Am Morgen nach der Eröffnung wurde es ernst: Fiona trat im 100-Meter-Sprint gegen Europas beste Nachwuchsathletinnen an. Mit 12.26 Sekunden blieb sie nur knapp über ihrer persönlichen Bestzeit und erreichte den 20. Rang von 29 gemeldeten Sprinterinnen. Ihr persönliches Ziel – eine neue Bestzeit – verfehlte sie zwar knapp, doch angesichts des hohen Leistungsniveaus ist ihre Rangierung ein sehr gutes Resultat. Dass die späteren Siegerinnen Zeiten liefen, die sogar für einen Podestplatz an der U23-EM gereicht hätten, zeigt eindrücklich die enorme Dichte dieses Wettkampfs.

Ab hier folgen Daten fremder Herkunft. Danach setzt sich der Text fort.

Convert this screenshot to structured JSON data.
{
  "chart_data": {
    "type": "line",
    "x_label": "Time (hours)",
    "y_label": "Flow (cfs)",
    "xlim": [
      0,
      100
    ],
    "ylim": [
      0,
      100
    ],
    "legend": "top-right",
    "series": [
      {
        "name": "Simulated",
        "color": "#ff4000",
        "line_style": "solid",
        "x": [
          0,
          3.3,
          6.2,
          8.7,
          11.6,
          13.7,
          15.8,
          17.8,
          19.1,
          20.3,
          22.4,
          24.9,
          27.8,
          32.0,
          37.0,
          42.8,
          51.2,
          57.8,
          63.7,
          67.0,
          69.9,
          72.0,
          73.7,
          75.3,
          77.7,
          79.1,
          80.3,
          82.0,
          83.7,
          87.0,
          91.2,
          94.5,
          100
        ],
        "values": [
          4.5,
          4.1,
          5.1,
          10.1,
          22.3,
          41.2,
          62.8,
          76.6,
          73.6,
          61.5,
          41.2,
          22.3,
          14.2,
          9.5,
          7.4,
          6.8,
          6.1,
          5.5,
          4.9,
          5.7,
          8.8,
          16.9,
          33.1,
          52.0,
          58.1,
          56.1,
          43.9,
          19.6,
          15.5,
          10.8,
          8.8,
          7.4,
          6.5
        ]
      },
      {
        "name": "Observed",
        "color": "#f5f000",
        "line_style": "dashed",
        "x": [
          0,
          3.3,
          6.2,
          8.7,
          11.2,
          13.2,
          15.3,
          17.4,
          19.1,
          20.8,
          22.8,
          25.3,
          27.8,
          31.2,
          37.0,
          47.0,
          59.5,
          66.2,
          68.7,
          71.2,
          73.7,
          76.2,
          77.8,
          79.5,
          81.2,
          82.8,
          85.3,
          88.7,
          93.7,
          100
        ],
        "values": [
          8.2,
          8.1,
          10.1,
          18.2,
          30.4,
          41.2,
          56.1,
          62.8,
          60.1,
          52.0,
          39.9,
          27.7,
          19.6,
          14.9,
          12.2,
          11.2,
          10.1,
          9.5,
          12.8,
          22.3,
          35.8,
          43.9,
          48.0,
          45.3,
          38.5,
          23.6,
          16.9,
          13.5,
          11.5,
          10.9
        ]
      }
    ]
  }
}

Neben dem eigenen Wettkampf erlebte Fiona eine Woche voller Eindrücke: gemeinsame Trainings mit den Schweizer Sprinterinnen, Besuche anderer Sportwettbewerbe, ein abwechslungsreicher Ausflugstag und viel internationale Begegnungskultur. Trotz schwieriger Unterkunftssituation – ohne funktionierende Klimaanlage und mit grossen Komforteinbussen – liess sich Fiona die Stimmung nicht verderben. Dank guter Organisation des Liechtensteiner Betreuers Manfred sowie der engen Zusammenarbeit mit Swiss Athletics war sie jederzeit bestens aufgehoben. Besonders wertvoll war auch die enge Einbindung ins Schweizer Team, das sie wie eine ihrer eigenen Athletinnen aufnahm.
Zum Abschluss durfte Fiona ein weiteres Mal ins Rampenlicht treten: Gemeinsam mit Judoka Nik Foser führte sie die Liechtensteiner Farben bei der stimmungsvollen Schlussfeier ins Stadion. Ein würdiger Schlusspunkt einer unvergesslichen Woche, die mit einer grossen Party endete.
Mit viel Motivation, wertvollen Eindrücken und der ersten grossen Portion internationaler Wettkampferfahrung kehrt Fiona aus Skopje zurück. Sie blickt optimistisch auf die kommenden sportlichen Aufgaben – und hat gezeigt, dass mit ihr in Zukunft zu rechnen ist.